More importantly, I have had the privilege of working with many of SMC’s geniuses. Their excellent technology, rigorous attitude, and almost fanatical work enthusiasm allowed us to create a miracle. In just 2 months, we completed the construction of immersion-cooled hardware and the deployment of our GPU cloud software, straight to final testing and delivery.

I'm so pleased to see that we are not just building a platform, but building an entire evolution cycle from customer to product to technology.

4. In your experience, how does SMC prioritise the balance between reliability and sustainability while evaluating the computability of its systems?

It’s not about balancing — we consider reliability, computability, security, and manageability as core parts of our system's ‘consumability’.

We don’t choose to compromise, we maximise. People often have to select one thing over another due to traditional methodology. To manage a cloud platform, sustainability, consumability, and cost are an impossible triangle. In most cases, cost is always a challenge, so people have to make a choice between consumability and sustainability.

When SMC started to develop their unique immersion cooling technology, both, sustainability and consumability were the baselines of the system. Compromising either meant the technology would not be able to handle the future of AI/GPU expansion. It’s why SMC’s technology is a world-first.

5. HPC is critical for AI research and development. How does SMC integrate sustainability into its HPC operations?

HPC technology was proposed 40 to 50 years ago, and there are many definitions of it. I still like its traditional definition, ‘Leveraging the network to aggregate computing resources on different computers, to complete a computing task which is beyond a single server’s capability’.

Humans will always have some problems that exceed the capabilities of a single computer. Therefore, over the years, HPC technology has been continuously applied in many industries. Meanwhile, the technology itself has also continued to evolve to solve new computing problems:

In the development process of AI applications, especially the training process of large language models, the computing task has far exceeded the computing power of a single server. To solve this problem, many traditional HPC technologies are used: including network linking methods, task distribution, and information distribution and aggregation during the calculation process. Of course, people have also made many improvements to make these technologies applicable to new GPU architectures.
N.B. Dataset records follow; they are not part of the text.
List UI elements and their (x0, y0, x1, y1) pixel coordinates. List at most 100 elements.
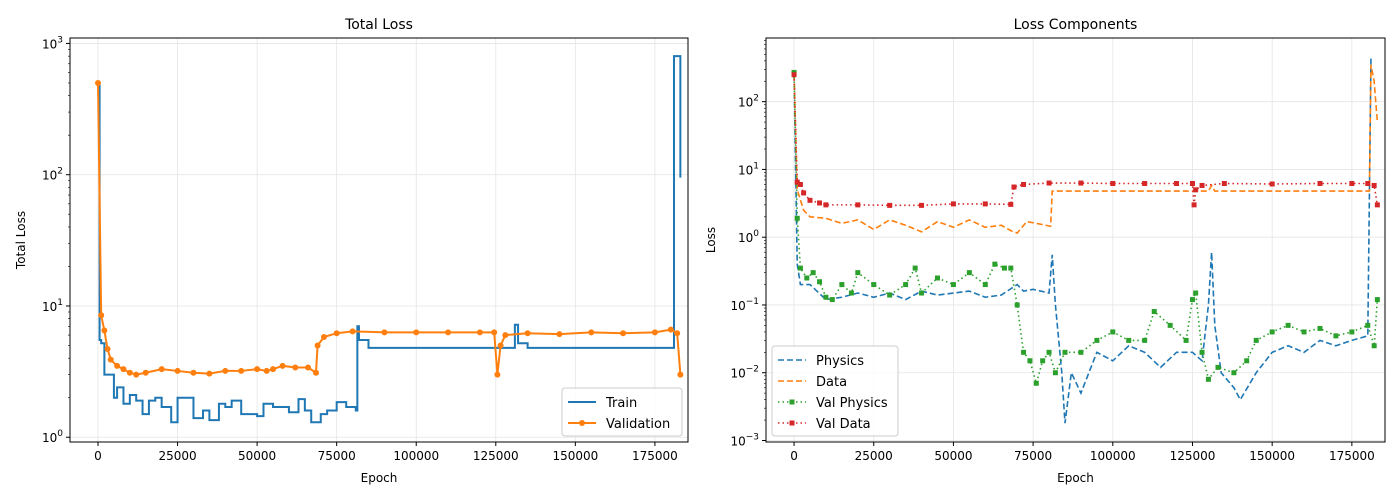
y-tick-exponent: 2 (57, 167, 63, 177)
y-tick-base: 10 (730, 434, 745, 448)
data-point (1110, 180, 1116, 186)
data-point (114, 362, 121, 369)
data-point (887, 202, 893, 208)
data-point (190, 369, 197, 376)
x-tick-label: 125000 (473, 449, 519, 463)
legend-label: Physics (816, 354, 864, 369)
data-point (794, 179, 800, 185)
data-point (903, 282, 909, 288)
x-tick-label: 175000 (632, 449, 678, 463)
data-point (1231, 370, 1237, 376)
data-point (292, 364, 299, 371)
data-point (270, 366, 277, 373)
data-point (620, 330, 627, 337)
data-point (1193, 290, 1199, 296)
y-tick-base: 10 (730, 299, 745, 313)
data-point (445, 329, 452, 336)
legend-label: Validation (606, 417, 670, 432)
data-point (1008, 265, 1014, 271)
data-point (1374, 297, 1380, 303)
data-point (314, 342, 321, 349)
data-point (1078, 349, 1084, 355)
data-point (1008, 201, 1014, 207)
data-point (1040, 358, 1046, 364)
data-point (982, 201, 988, 207)
y-tick-base: 10 (738, 163, 753, 177)
data-point (823, 294, 829, 300)
data-point (674, 330, 681, 337)
y-tick-base: 10 (42, 37, 57, 51)
data-point (817, 200, 823, 206)
y-tick-base: 10 (738, 231, 753, 245)
x-axis-label: Epoch (1057, 471, 1094, 485)
data-point (823, 202, 829, 208)
legend-label: Val Data (816, 417, 871, 432)
data-point (1062, 349, 1068, 355)
data-point (1301, 329, 1307, 335)
y-tick-label: 10−1 (730, 297, 759, 313)
data-point (801, 190, 807, 196)
data-point (1244, 358, 1250, 364)
data-point (126, 369, 133, 376)
y-tick-label: 103 (42, 35, 63, 51)
data-point (1027, 358, 1033, 364)
data-point (95, 79, 102, 86)
data-point (829, 297, 835, 303)
y-tick-label: 10−3 (730, 432, 759, 448)
data-point (912, 265, 918, 271)
data-point (1365, 322, 1371, 328)
data-point (556, 331, 563, 338)
y-tick-exponent: 1 (753, 161, 759, 171)
data-point (1183, 337, 1189, 343)
data-point (1033, 380, 1039, 386)
data-point (1199, 182, 1205, 188)
y-tick-exponent: −1 (746, 297, 759, 307)
legend-label: Val Physics (816, 396, 888, 411)
data-point (1151, 309, 1157, 315)
y-tick-label: 101 (42, 298, 63, 314)
data-point (919, 202, 925, 208)
y-tick-label: 10−2 (730, 365, 759, 381)
data-point (1199, 349, 1205, 355)
data-point (1333, 333, 1339, 339)
data-point (320, 334, 327, 341)
data-point (1001, 265, 1007, 271)
data-point (804, 275, 810, 281)
data-point (174, 367, 181, 374)
x-tick-label: 25000 (855, 449, 893, 463)
series-line-train (98, 55, 682, 424)
data-point (1014, 302, 1020, 308)
data-point (1021, 181, 1027, 187)
data-point (1269, 181, 1275, 187)
data-point (1285, 322, 1291, 328)
data-point (1371, 343, 1377, 349)
data-point (254, 366, 261, 373)
y-tick-exponent: −3 (746, 432, 759, 442)
y-tick-base: 10 (730, 367, 745, 381)
data-point (502, 332, 509, 339)
data-point (848, 290, 854, 296)
data-point (817, 279, 823, 285)
data-point (810, 270, 816, 276)
x-axis-label: Epoch (361, 471, 398, 485)
data-point (381, 329, 388, 336)
x-tick-label: 150000 (552, 449, 598, 463)
data-point (992, 261, 998, 267)
data-point (1174, 180, 1180, 186)
data-point (588, 329, 595, 336)
data-point (263, 367, 270, 374)
x-tick-label: 50000 (238, 449, 276, 463)
y-tick-base: 10 (42, 169, 57, 183)
x-tick-label: 75000 (1014, 449, 1052, 463)
data-point (206, 370, 213, 377)
legend: Physics Data Val Physics Val Data (771, 345, 899, 437)
data-point (791, 72, 797, 78)
y-tick-exponent: 3 (57, 35, 63, 45)
x-tick-label: 0 (790, 449, 798, 463)
y-tick-label: 102 (42, 167, 63, 183)
y-tick-exponent: −2 (746, 365, 759, 375)
data-point (794, 215, 800, 221)
data-point (494, 371, 501, 378)
data-point (1191, 202, 1197, 208)
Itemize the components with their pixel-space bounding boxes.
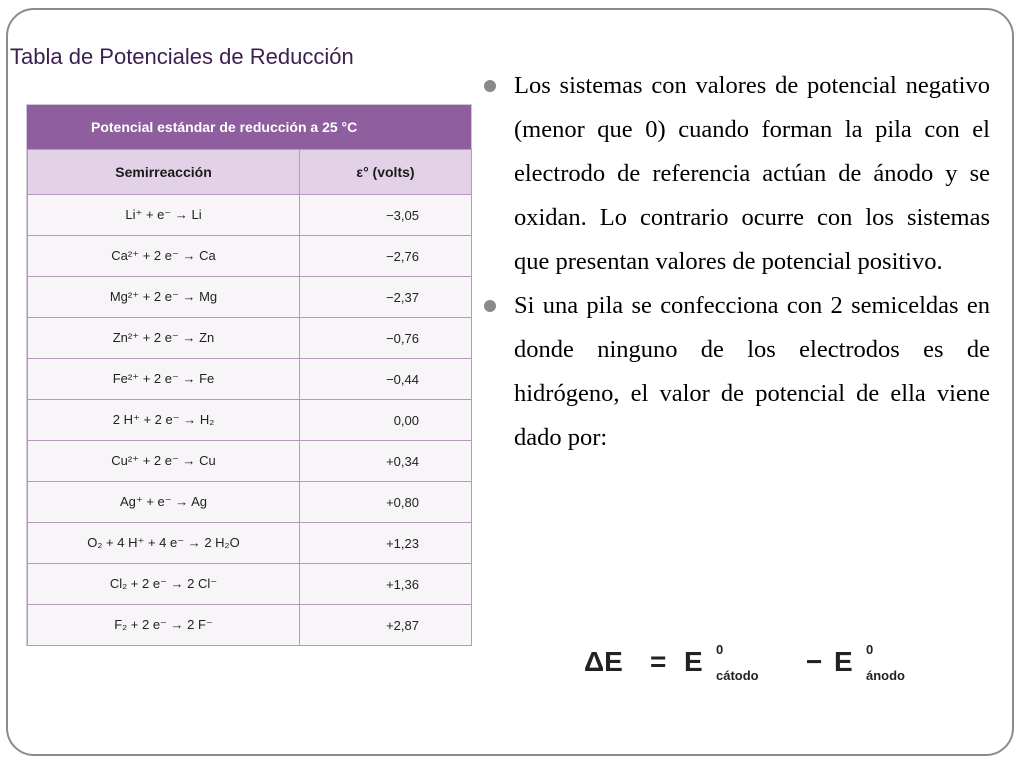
formula-e-cathode-sup: 0: [716, 642, 724, 657]
potential-cell: +1,23: [299, 522, 472, 564]
table-row: Li⁺ + e⁻ → Li −3,05: [27, 194, 472, 236]
formula-e-cathode-sub: cátodo: [716, 668, 759, 683]
reaction-cell: 2 H⁺ + 2 e⁻ → H₂: [27, 399, 300, 441]
potential-cell: −2,37: [299, 276, 472, 318]
table-row: Cl₂ + 2 e⁻ → 2 Cl⁻ +1,36: [27, 563, 472, 605]
table-row: Mg²⁺ + 2 e⁻ → Mg −2,37: [27, 276, 472, 318]
table-row: Ca²⁺ + 2 e⁻ → Ca −2,76: [27, 235, 472, 277]
table-row: O₂ + 4 H⁺ + 4 e⁻ → 2 H₂O +1,23: [27, 522, 472, 564]
reaction-cell: Cl₂ + 2 e⁻ → 2 Cl⁻: [27, 563, 300, 605]
reduction-potentials-table: Potencial estándar de reducción a 25 °C …: [26, 104, 472, 646]
potential-cell: +0,34: [299, 440, 472, 482]
table-row: Fe²⁺ + 2 e⁻ → Fe −0,44: [27, 358, 472, 400]
table-row: Ag⁺ + e⁻ → Ag +0,80: [27, 481, 472, 523]
formula-minus: −: [806, 646, 823, 677]
formula-e-anode-sub: ánodo: [866, 668, 905, 683]
table-row: Cu²⁺ + 2 e⁻ → Cu +0,34: [27, 440, 472, 482]
column-header-reaction: Semirreacción: [27, 149, 300, 195]
potentials-grid: Semirreacción ε° (volts) Li⁺ + e⁻ → Li −3…: [27, 149, 472, 646]
reaction-cell: Li⁺ + e⁻ → Li: [27, 194, 300, 236]
reaction-cell: F₂ + 2 e⁻ → 2 F⁻: [27, 604, 300, 646]
potential-cell: +1,36: [299, 563, 472, 605]
potential-cell: −3,05: [299, 194, 472, 236]
table-row: F₂ + 2 e⁻ → 2 F⁻ +2,87: [27, 604, 472, 646]
reaction-cell: Cu²⁺ + 2 e⁻ → Cu: [27, 440, 300, 482]
formula-equals: =: [650, 646, 667, 677]
reaction-cell: Zn²⁺ + 2 e⁻ → Zn: [27, 317, 300, 359]
potential-cell: −0,44: [299, 358, 472, 400]
table-header: Potencial estándar de reducción a 25 °C: [27, 105, 471, 149]
formula-e-anode: E: [834, 646, 853, 677]
reaction-cell: Fe²⁺ + 2 e⁻ → Fe: [27, 358, 300, 400]
potential-cell: 0,00: [299, 399, 472, 441]
reaction-cell: Ag⁺ + e⁻ → Ag: [27, 481, 300, 523]
reaction-cell: Mg²⁺ + 2 e⁻ → Mg: [27, 276, 300, 318]
formula-delta-e: ΔE: [584, 646, 623, 677]
table-row: 2 H⁺ + 2 e⁻ → H₂ 0,00: [27, 399, 472, 441]
bullet-point: Los sistemas con valores de potencial ne…: [482, 64, 990, 284]
reaction-cell: O₂ + 4 H⁺ + 4 e⁻ → 2 H₂O: [27, 522, 300, 564]
bullet-list: Los sistemas con valores de potencial ne…: [482, 64, 990, 460]
formula-e-anode-sup: 0: [866, 642, 874, 657]
bullet-point: Si una pila se confecciona con 2 semicel…: [482, 284, 990, 460]
potential-cell: −2,76: [299, 235, 472, 277]
formula-e-cathode: E: [684, 646, 703, 677]
potential-cell: −0,76: [299, 317, 472, 359]
column-header-potential: ε° (volts): [299, 149, 472, 195]
slide-title: Tabla de Potenciales de Reducción: [10, 44, 354, 69]
table-row: Zn²⁺ + 2 e⁻ → Zn −0,76: [27, 317, 472, 359]
potential-cell: +2,87: [299, 604, 472, 646]
slide-frame: [6, 8, 1014, 756]
potential-cell: +0,80: [299, 481, 472, 523]
reaction-cell: Ca²⁺ + 2 e⁻ → Ca: [27, 235, 300, 277]
column-header-row: Semirreacción ε° (volts): [27, 149, 472, 195]
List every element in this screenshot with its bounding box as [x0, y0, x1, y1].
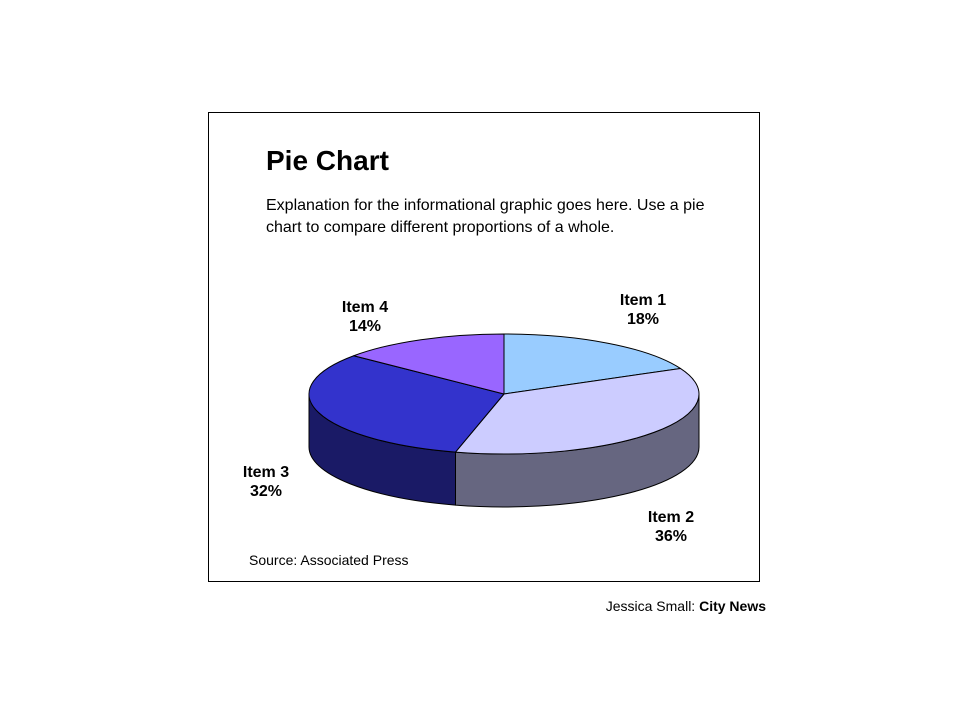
slice-label-3: Item 3: [243, 464, 289, 481]
slice-value-label-1: 18%: [627, 311, 659, 328]
chart-explanation: Explanation for the informational graphi…: [266, 197, 705, 236]
byline-organization: City News: [699, 598, 766, 614]
pie-slice-2: [455, 367, 700, 455]
pie-slice-4: [353, 333, 505, 395]
chart-title: Pie Chart: [266, 145, 389, 176]
slice-label-1: Item 1: [620, 292, 666, 309]
pie-slice-1: [503, 333, 681, 395]
byline-author: Jessica Small:: [605, 598, 696, 614]
pie-chart: Item 1 18% Item 2 36% Item 3 32% Item 4 14%: [243, 292, 700, 545]
slice-value-label-3: 32%: [250, 483, 282, 500]
slice-label-2: Item 2: [648, 509, 694, 526]
slice-value-label-2: 36%: [655, 528, 687, 545]
chart-frame: Pie Chart Explanation for the informatio…: [208, 112, 760, 582]
slice-value-label-4: 14%: [349, 318, 381, 335]
byline: Jessica Small: City News: [606, 598, 766, 614]
slice-label-4: Item 4: [342, 299, 388, 316]
pie-slice-3: [308, 355, 505, 453]
chart-source: Source: Associated Press: [249, 552, 409, 568]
SMC follows NVidia's SuperPOD architecture, but in a more sustainable way: presently all GPU servers are immersion-cooled. In the future, we are planning to apply immersion cooling to more components, including switches, storage and CPU servers.

On top of infrastructure, by leveraging GPU direct technology, network virtualization, multi-tenant, infrastructure as code, DevOps, etc, we operate our system in a secure, efficient, and reliable way.

6. What emerging technologies or methodologies do you believe will significantly influence the sustainability of AI and HPC?

If I can divide the technology for AI and HPC into 3 categories, software, platform and infrastructure:

From the software perspective, I feel we are at the edge of another AI technology innovation. From instinct to self-reflection: most of our current AI models are working as human instinct, i.e. instant reaction without long-term thinking. The new AI technology will be able to review and re-abstract the knowledge by itself, which can dramatically increase the intelligence level of AI. However, this will increase the token per dollar cost, which brings more challenges to the sustainability of infrastructure.

Cloud platforms must adapt to the increased demand for inferencing requirements, transitioning from the previously emphasised training requirements, due to the surge in new AI applications on both internet and edge devices.

On the infrastructure front, the cost of managing such infrastructure, including hardware, power, and cooling technologies, continues to rise. The trend is moving towards centralised, dedicated AI/GPU cloud services from traditional small data centres. This is because of resource efficiency as well as new sustainability measures being implemented.